When my vocal studies were far enough along to permit it (see Background and Training on the Teaching page), I enrolled in the opera workshop at Hunter College. This was one of the first such programs established by emigrés of the World War II generation, and at that time (1965) the best training-and-exposure venue in New York outside the major music schools, Juilliard and Manhattan. William Tarrasch was the musical director and Hugh Thompson (later David Lloyd ) the dramatic directors. Among the aspiring young singers in our group were Michael Devlin, John Stewart, and Sheila Nadler. I stayed three semesters at Hunter, singing roles in the annual full productions (Vicar Gedge in Albert Herring, Count Orsino in Amram’s Twelfth Night), and numerous scenes from standard repertory operas. I also spent a year in Frank Corsaro’s operatic acting class, which combined scene study with exercises adapted from American Method technique. Around the same time, I performed with some of the Mom-and-Pop companies (e.g., the Ruffino, the Amato) which then, as now, proliferated in the city. Among my roles in these settings were Marcello in La Bohème, both Falke and Frank in Die Fledermaus, Enrico (Lucia), Masetto (Don Giovanni), and Ben (The Telephone). These performances (and even a few of my professional ones) were sung under the stage name of Lionel Garamond.
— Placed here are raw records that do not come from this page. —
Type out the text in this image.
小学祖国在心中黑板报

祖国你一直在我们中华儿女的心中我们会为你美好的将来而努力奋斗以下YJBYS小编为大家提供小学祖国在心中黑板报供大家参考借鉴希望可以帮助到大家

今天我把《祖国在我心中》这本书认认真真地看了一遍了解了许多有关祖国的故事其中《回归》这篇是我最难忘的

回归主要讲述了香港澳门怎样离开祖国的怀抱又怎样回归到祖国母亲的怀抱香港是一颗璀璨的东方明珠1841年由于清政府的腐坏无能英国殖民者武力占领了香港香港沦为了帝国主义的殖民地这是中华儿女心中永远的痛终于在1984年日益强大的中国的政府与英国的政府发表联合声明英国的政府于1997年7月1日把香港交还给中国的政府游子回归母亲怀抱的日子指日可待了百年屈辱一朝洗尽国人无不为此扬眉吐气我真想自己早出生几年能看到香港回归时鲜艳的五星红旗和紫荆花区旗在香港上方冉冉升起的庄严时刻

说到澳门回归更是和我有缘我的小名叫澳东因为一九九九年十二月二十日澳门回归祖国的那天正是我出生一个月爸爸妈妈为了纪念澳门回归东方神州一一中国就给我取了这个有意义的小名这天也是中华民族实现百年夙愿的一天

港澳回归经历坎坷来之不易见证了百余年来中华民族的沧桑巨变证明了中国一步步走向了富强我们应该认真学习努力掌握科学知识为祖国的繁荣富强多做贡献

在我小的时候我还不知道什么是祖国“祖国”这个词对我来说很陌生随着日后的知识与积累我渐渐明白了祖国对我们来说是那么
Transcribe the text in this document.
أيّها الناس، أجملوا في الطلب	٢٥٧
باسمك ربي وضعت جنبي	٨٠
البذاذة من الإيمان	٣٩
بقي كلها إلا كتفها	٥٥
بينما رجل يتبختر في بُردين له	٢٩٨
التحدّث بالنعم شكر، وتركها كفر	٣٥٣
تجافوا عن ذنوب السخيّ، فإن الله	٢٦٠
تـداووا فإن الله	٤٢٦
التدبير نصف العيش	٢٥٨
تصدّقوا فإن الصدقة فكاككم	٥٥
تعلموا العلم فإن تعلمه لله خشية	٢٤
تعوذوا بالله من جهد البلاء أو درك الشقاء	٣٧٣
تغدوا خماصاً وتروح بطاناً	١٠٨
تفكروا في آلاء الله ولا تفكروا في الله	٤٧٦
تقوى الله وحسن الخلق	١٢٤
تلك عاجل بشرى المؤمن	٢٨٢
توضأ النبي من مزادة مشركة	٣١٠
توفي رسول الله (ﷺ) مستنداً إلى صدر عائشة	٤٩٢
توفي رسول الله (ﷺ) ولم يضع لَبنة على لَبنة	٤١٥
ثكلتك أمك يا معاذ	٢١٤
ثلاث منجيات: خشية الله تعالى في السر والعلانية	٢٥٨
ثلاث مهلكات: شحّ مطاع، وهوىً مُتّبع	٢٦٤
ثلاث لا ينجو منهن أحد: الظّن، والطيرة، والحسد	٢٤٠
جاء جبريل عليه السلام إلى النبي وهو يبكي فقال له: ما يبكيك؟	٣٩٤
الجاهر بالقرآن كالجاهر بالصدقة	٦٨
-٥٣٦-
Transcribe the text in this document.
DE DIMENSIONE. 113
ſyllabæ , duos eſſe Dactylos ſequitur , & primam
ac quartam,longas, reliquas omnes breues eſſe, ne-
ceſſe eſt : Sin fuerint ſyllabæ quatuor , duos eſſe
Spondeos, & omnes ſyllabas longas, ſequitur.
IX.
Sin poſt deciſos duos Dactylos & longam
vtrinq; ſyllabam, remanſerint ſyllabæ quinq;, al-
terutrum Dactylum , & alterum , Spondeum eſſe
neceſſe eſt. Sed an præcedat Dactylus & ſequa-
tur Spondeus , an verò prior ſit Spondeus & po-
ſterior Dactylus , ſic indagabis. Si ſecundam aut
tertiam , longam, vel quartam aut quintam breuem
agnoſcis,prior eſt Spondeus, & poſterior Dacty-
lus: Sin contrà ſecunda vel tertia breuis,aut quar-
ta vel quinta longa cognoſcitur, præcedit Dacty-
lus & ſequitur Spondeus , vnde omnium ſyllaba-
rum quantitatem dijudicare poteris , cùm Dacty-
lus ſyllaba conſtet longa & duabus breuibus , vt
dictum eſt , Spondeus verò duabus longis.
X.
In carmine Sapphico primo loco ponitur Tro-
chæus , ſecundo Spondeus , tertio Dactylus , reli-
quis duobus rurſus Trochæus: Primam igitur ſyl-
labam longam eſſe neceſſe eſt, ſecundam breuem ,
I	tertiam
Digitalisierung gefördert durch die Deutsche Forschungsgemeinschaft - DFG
For a variety of personal and professional reasons, it wasn’t feasible for me to pursue a full-time singing career. Nevertheless, I was able to do some interesting things: all the bass and baritone solo parts in Purcell’s Faery Queen with the Masterwork Orchestra and Chorus at Philharmonic (now Avery Fisher) Hall, David Randolph, cond.; the Music Master in Ariadne auf Naxos at the Lake George (now Saratoga) Opera Festival; the Moine Musicien in Massenet’s Jongleur de Notre Dame for the Friends of French Opera, Robert Lawrence, cond.; Schaunard in La Bohème with the Metropolitan Opera Studio and Eve Queler’s Opera Training Orchestra (forerunner of her Opera Orchestra of New York); an evening at the 92nd Street Y singing poems as set by different composers and then discussing same with a panel consisting of George Steiner, Milton Babbitt, and Patrick J. Smith; etc. In 197l, at Carnegie Recital Hall, in a concert of music from the original version of Verdi’s Don Carlos, then only recently discovered by Andrew Porter, I became the first baritone since the legendary Jean-Baptiste Faure to sing variant sections of the role of Rodrigue — nowhere near as well, of course, but still a bit of a thrill.
Some years later, during my “second acting career” (see Acting), I took parts in several musicals calling for “legit” singing, and gave over forty performances in the late-night cabarets at the Williamstown Theatre Festival. Most recent appearances: concert performances, 2004-2006, produced by Richard Slade for the New York Gilbert & Sullivan Society: King Gama (Princess Ida), King Paramount (Utopia, Ltd.), and DonAlhambra (The Gondoliers).